Mason Trowbridge, the first speaker for Yale, said in brief:

"The inclusion of Porto Rico within our customs boundaries involves, first, the enforcement there of our tarriff laws; and second, free importation into Porto Rico of American goods and free markets here for Porto Rican products. The negative are opposed to this policy, because it makes the former a condition precedent to the attainment of the latter. In framing a tariff for this country which was to apply there also, it would not be possible to give any amount of consideration to the needs of that one comparatively small island. The only, therefore, in which we can give her customs laws that shall meet her wants, is to allow Congress to enact special rates for her, as it has a right to do. That is the proposition of the negative.
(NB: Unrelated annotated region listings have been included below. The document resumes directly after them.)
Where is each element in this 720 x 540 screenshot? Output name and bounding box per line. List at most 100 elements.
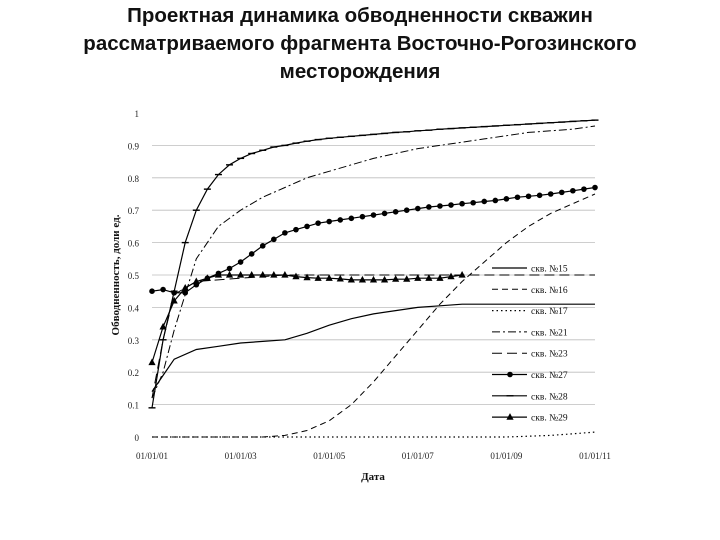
legend-label: скв. №23 bbox=[531, 350, 568, 360]
data-point bbox=[303, 273, 311, 281]
data-point bbox=[271, 236, 277, 243]
data-point bbox=[437, 203, 443, 209]
data-point bbox=[170, 296, 178, 304]
y-tick-label: 0.3 bbox=[128, 336, 140, 346]
data-point bbox=[248, 251, 255, 257]
data-point bbox=[292, 272, 300, 280]
data-point bbox=[581, 186, 587, 192]
series-7 bbox=[148, 119, 599, 409]
data-point bbox=[359, 213, 366, 220]
y-tick-label: 0.8 bbox=[128, 174, 140, 184]
series-line bbox=[151, 119, 596, 408]
data-point bbox=[259, 271, 267, 278]
x-tick-label: 01/01/03 bbox=[225, 451, 258, 461]
y-tick-label: 0.4 bbox=[128, 303, 140, 313]
x-axis-ticks: 01/01/01 01/01/03 01/01/05 01/01/07 01/01/09… bbox=[136, 451, 611, 461]
x-tick-label: 01/01/05 bbox=[313, 451, 346, 461]
legend: скв. №15 скв. №16 скв. №17 скв. №21 скв. №23… bbox=[492, 265, 568, 424]
data-point bbox=[358, 275, 367, 283]
data-point bbox=[470, 199, 476, 206]
data-point bbox=[160, 286, 166, 293]
legend-label: скв. №21 bbox=[531, 328, 568, 338]
y-tick-label: 1 bbox=[135, 109, 140, 119]
x-tick-label: 01/01/09 bbox=[490, 451, 523, 461]
legend-item: скв. №17 bbox=[492, 307, 568, 317]
data-point bbox=[259, 243, 266, 249]
series-line bbox=[151, 303, 595, 392]
series-3 bbox=[152, 431, 596, 438]
data-point bbox=[181, 283, 189, 291]
data-point bbox=[314, 274, 322, 281]
data-point bbox=[369, 275, 378, 283]
data-point bbox=[525, 193, 532, 200]
legend-label: скв. №15 bbox=[531, 265, 568, 275]
data-point bbox=[392, 209, 399, 215]
data-point bbox=[448, 202, 454, 208]
data-point bbox=[514, 194, 521, 201]
data-point bbox=[226, 265, 233, 272]
legend-item: скв. №29 bbox=[492, 413, 568, 424]
data-point bbox=[403, 207, 410, 213]
legend-item: скв. №16 bbox=[492, 286, 568, 296]
legend-label: скв. №29 bbox=[531, 414, 568, 424]
series-line bbox=[152, 431, 596, 438]
data-point bbox=[547, 191, 554, 197]
data-point bbox=[536, 192, 543, 199]
data-point bbox=[503, 196, 510, 202]
data-point bbox=[326, 218, 333, 225]
data-point bbox=[492, 197, 499, 204]
legend-item: скв. №27 bbox=[492, 371, 568, 381]
data-point bbox=[447, 272, 455, 280]
data-point bbox=[570, 187, 576, 194]
x-axis-label: Дата bbox=[361, 471, 385, 483]
data-point bbox=[425, 274, 433, 281]
series-5 bbox=[151, 274, 595, 399]
data-point bbox=[403, 275, 411, 282]
chart-title: Проектная динамика обводненности скважин… bbox=[0, 2, 720, 86]
data-point bbox=[281, 271, 289, 278]
legend-marker bbox=[506, 413, 514, 420]
y-tick-label: 0.9 bbox=[128, 141, 140, 151]
y-tick-label: 0.1 bbox=[128, 401, 139, 411]
data-point bbox=[149, 288, 155, 295]
data-point bbox=[270, 271, 278, 278]
title-line-1: Проектная динамика обводненности скважин bbox=[127, 4, 593, 27]
data-point bbox=[237, 271, 245, 278]
x-tick-label: 01/01/01 bbox=[136, 451, 168, 461]
y-tick-label: 0.6 bbox=[128, 239, 140, 249]
y-tick-label: 0.2 bbox=[128, 368, 139, 378]
series-line bbox=[152, 193, 596, 438]
data-point bbox=[182, 290, 189, 296]
data-point bbox=[458, 271, 466, 278]
data-point bbox=[325, 274, 333, 281]
y-axis-label: Обводненность, доли ед. bbox=[110, 214, 122, 335]
legend-marker bbox=[507, 371, 513, 378]
data-point bbox=[558, 189, 565, 196]
y-tick-label: 0.5 bbox=[128, 271, 140, 281]
data-point bbox=[192, 277, 200, 285]
data-point bbox=[336, 274, 344, 282]
legend-label: скв. №27 bbox=[531, 371, 568, 381]
legend-label: скв. №28 bbox=[531, 392, 568, 402]
x-tick-label: 01/01/11 bbox=[579, 451, 611, 461]
title-line-2: рассматриваемого фрагмента Восточно-Рого… bbox=[83, 32, 637, 55]
data-point bbox=[248, 271, 256, 278]
y-axis-ticks: 0 0.1 0.2 0.3 0.4 0.5 0.6 0.7 0.8 0.9 1 bbox=[128, 109, 140, 443]
series-8 bbox=[148, 271, 466, 366]
data-point bbox=[337, 217, 344, 223]
data-point bbox=[381, 210, 388, 217]
series-1 bbox=[151, 303, 595, 392]
legend-label: скв. №16 bbox=[531, 286, 568, 296]
data-point bbox=[426, 204, 432, 210]
series-line bbox=[151, 274, 595, 399]
title-line-3: месторождения bbox=[279, 60, 441, 83]
data-point bbox=[592, 184, 598, 191]
x-tick-label: 01/01/07 bbox=[402, 451, 435, 461]
data-point bbox=[159, 322, 167, 330]
series-line bbox=[151, 125, 596, 399]
data-point bbox=[293, 226, 299, 233]
data-point bbox=[214, 271, 223, 278]
series-lines bbox=[148, 119, 599, 438]
data-point bbox=[237, 259, 244, 265]
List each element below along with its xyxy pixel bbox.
"We cannot meet our obligations to Porto Rico in any other way. We must enact duties which shall secure prosperity to the islanders. Our own customs laws will not accomplish this. They were devised to protect a manufacturing country that presents an almost complete contrast to Porto Rico, a purely agricultural island. In the parts of our country where the economic conditions approach those of Porto Rico, in the southern plantation states, the opposition to our tariff has been increasing for seventy-five years."